Keywords
gallbladder - cancer - dual-energy CT - CT
Introduction
There is a spectrum of pathologies affecting the gallbladder (GB), ranging from benign
to malignant. Among these conditions, gallstone (GS) disease is the commonest.[1] Therefore, imaging plays an essential role in investigating patients suspected to
have biliary diseases. Imaging modalities that are frequently utilized to evaluate
biliary tract disease include ultrasonography (USG), computed tomography (CT), magnetic
resonance cholangiopancreatography, and hepatobiliary scintigraphy. USG is a cost-effective
and readily available technique for evaluating biliary diseases with estimated sensitivity
and specificity for acute cholecystitis (AC) being 88 to 94% and 78 to 80%, respectively.[2] CT also plays an essential role in diagnosing GB diseases especially complicated
AC and suspected malignancy, although it is less sensitive than USG for the detection
of GS.[3] Dual-energy computed tomography (DECT) is a technical advancement that has been
exploited for clinical applications in various organ systems and pathologies, including
biliary diseases. In this article, we review the role of DECT in the evaluation of
biliary disease.
DECT can overcome some of the limitations of conventional CT in the evaluation of
GB diseases. DECT is based on the concept of scan acquisition with the help of different
X-ray energy levels: one acquired at higher kVp (usually 140 kVp) and the other at
lower kVp (usually 80–100 kVp). We can extract the composition of a substance if we
know how it interacts at different energy levels. The interaction that is most important
for DECT application is the photoelectric effect. The increase in photoelectric absorption
of X-ray photon, which is seen at energy levels higher than k-shell binding energy,
is termed K-edge and forms the basis of dual-energy techniques.[4] The most common methods for acquisition of DECT include dual source, single-source
rapid kilovoltage switching, and dual-layer DECT (sandwich). Postprocessing techniques
can be used to differentiate various structures based on their different X-ray absorption
behavior as a function of X-ray energy.[5] Virtual noncontrast (VNC) images can be generated when the iodine content is subtracted.
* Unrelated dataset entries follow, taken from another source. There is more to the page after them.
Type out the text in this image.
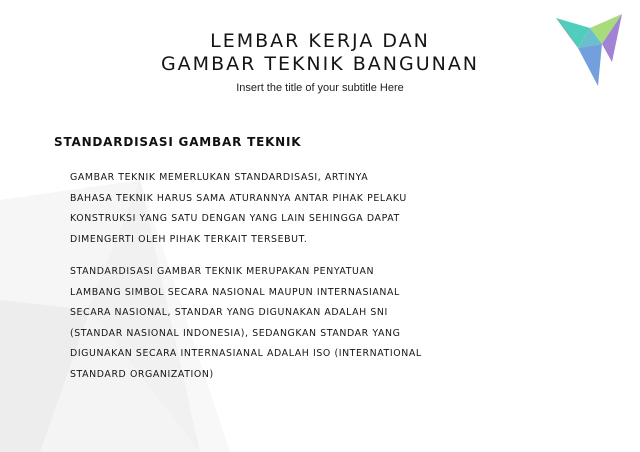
LEMBAR KERJA DAN
GAMBAR TEKNIK BANGUNAN
Insert the title of your subtitle Here
STANDARDISASI GAMBAR TEKNIK
GAMBAR TEKNIK MEMERLUKAN STANDARDISASI, ARTINYA
BAHASA TEKNIK HARUS SAMA ATURANNYA ANTAR PIHAK PELAKU
KONSTRUKSI YANG SATU DENGAN YANG LAIN SEHINGGA DAPAT
DIMENGERTI OLEH PIHAK TERKAIT TERSEBUT.
STANDARDISASI GAMBAR TEKNIK MERUPAKAN PENYATUAN
LAMBANG SIMBOL SECARA NASIONAL MAUPUN INTERNASIANAL
SECARA NASIONAL, STANDAR YANG DIGUNAKAN ADALAH SNI
(STANDAR NASIONAL INDONESIA), SEDANGKAN STANDAR YANG
DIGUNAKAN SECARA INTERNASIANAL ADALAH ISO (INTERNATIONAL
STANDARD ORGANIZATION)
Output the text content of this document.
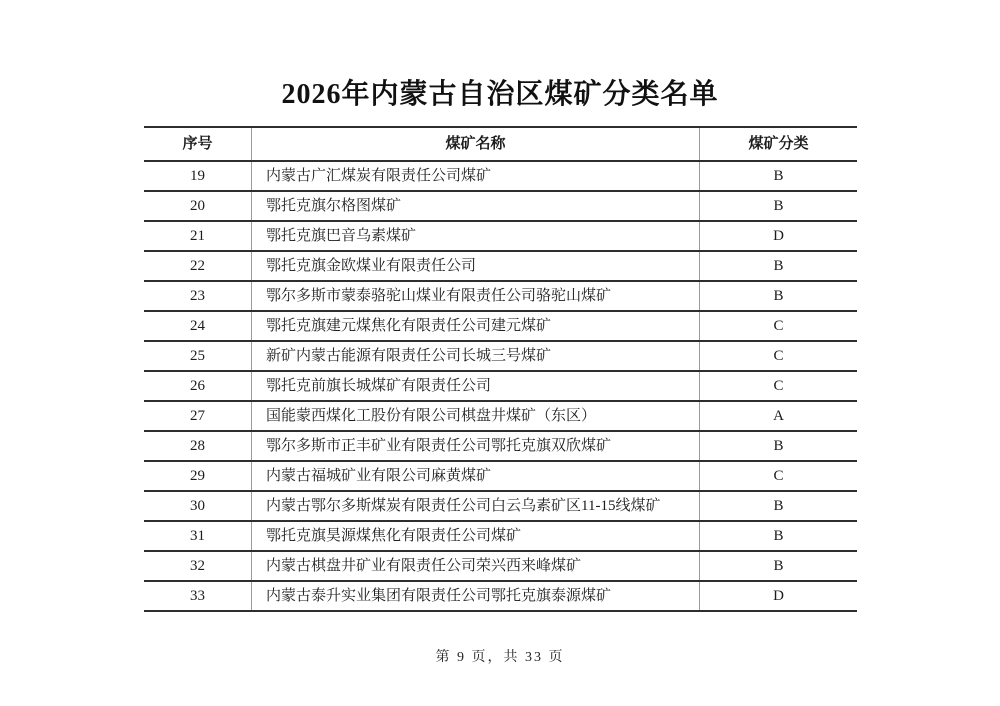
2026年内蒙古自治区煤矿分类名单
序号	煤矿名称	煤矿分类
19	内蒙古广汇煤炭有限责任公司煤矿	B
20	鄂托克旗尔格图煤矿	B
21	鄂托克旗巴音乌素煤矿	D
22	鄂托克旗金欧煤业有限责任公司	B
23	鄂尔多斯市蒙泰骆驼山煤业有限责任公司骆驼山煤矿	B
24	鄂托克旗建元煤焦化有限责任公司建元煤矿	C
25	新矿内蒙古能源有限责任公司长城三号煤矿	C
26	鄂托克前旗长城煤矿有限责任公司	C
27	国能蒙西煤化工股份有限公司棋盘井煤矿（东区）	A
28	鄂尔多斯市正丰矿业有限责任公司鄂托克旗双欣煤矿	B
29	内蒙古福城矿业有限公司麻黄煤矿	C
30	内蒙古鄂尔多斯煤炭有限责任公司白云乌素矿区11-15线煤矿	B
31	鄂托克旗昊源煤焦化有限责任公司煤矿	B
32	内蒙古棋盘井矿业有限责任公司荣兴西来峰煤矿	B
33	内蒙古泰升实业集团有限责任公司鄂托克旗泰源煤矿	D
第 9 页，共 33 页
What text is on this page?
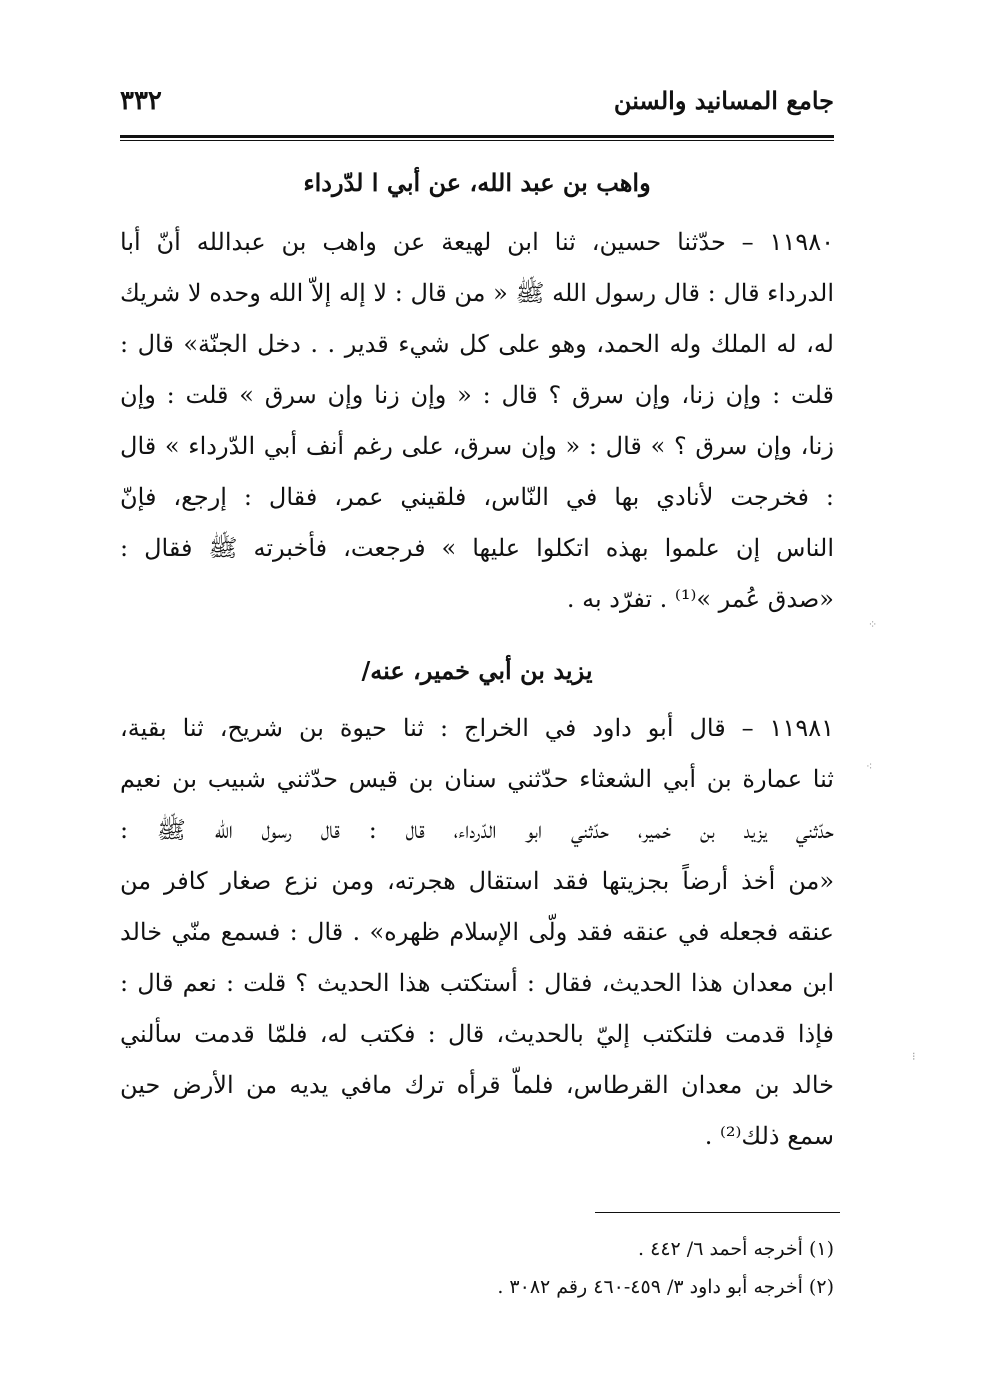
جامع المسانيد والسنن
٣٣٢
واهب بن عبد الله، عن أبي ا لدّرداء
١١٩٨٠ – حدّثنا حسين، ثنا ابن لهيعة عن واهب بن عبدالله أنّ أبا
الدرداء قال : قال رسول الله ﷺ « من قال : لا إله إلاّ الله وحده لا شريك
له، له الملك وله الحمد، وهو على كل شيء قدير . . دخل الجنّة» قال :
قلت : وإن زنا، وإن سرق ؟ قال : « وإن زنا وإن سرق » قلت : وإن
زنا، وإن سرق ؟ » قال : « وإن سرق، على رغم أنف أبي الدّرداء » قال
: فخرجت لأنادي بها في النّاس، فلقيني عمر، فقال : إرجع، فإنّ
الناس إن علموا بهذه اتكلوا عليها » فرجعت، فأخبرته ﷺ فقال :
«صدق عُمر »⁽¹⁾ . تفرّد به .
يزيد بن أبي خمير، عنه/
١١٩٨١ – قال أبو داود في الخراج : ثنا حيوة بن شريح، ثنا بقية،
ثنا عمارة بن أبي الشعثاء حدّثني سنان بن قيس حدّثني شبيب بن نعيم
حدّثني يزيد بن خمير، حدّثني ابو الدّرداء، قال : قال رسول الله ﷺ :
«من أخذ أرضاً بجزيتها فقد استقال هجرته، ومن نزع صغار كافر من
عنقه فجعله في عنقه فقد ولّى الإسلام ظهره» . قال : فسمع منّي خالد
ابن معدان هذا الحديث، فقال : أستكتب هذا الحديث ؟ قلت : نعم قال :
فإذا قدمت فلتكتب إليّ بالحديث، قال : فكتب له، فلمّا قدمت سألني
خالد بن معدان القرطاس، فلماّ قرأه ترك مافي يديه من الأرض حين
سمع ذلك⁽²⁾ .
(١) أخرجه أحمد ٦/ ٤٤٢ .
(٢) أخرجه أبو داود ٣/ ٤٥٩-٤٦٠ رقم ٣٠٨٢ .
⁘
⁖
⁝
Quantitative assessments, including the amount of iodine uptake and degree of enhancement,
can be achieved from single CT image acquisition with the help of pure iodine map
or overlay maps, where iodine content is superimposed. Atomic number map (Rho/Z) is
a newly developed application of DECT that helps calculate the atomic number values
in the lesion, thus allowing the separation of various materials.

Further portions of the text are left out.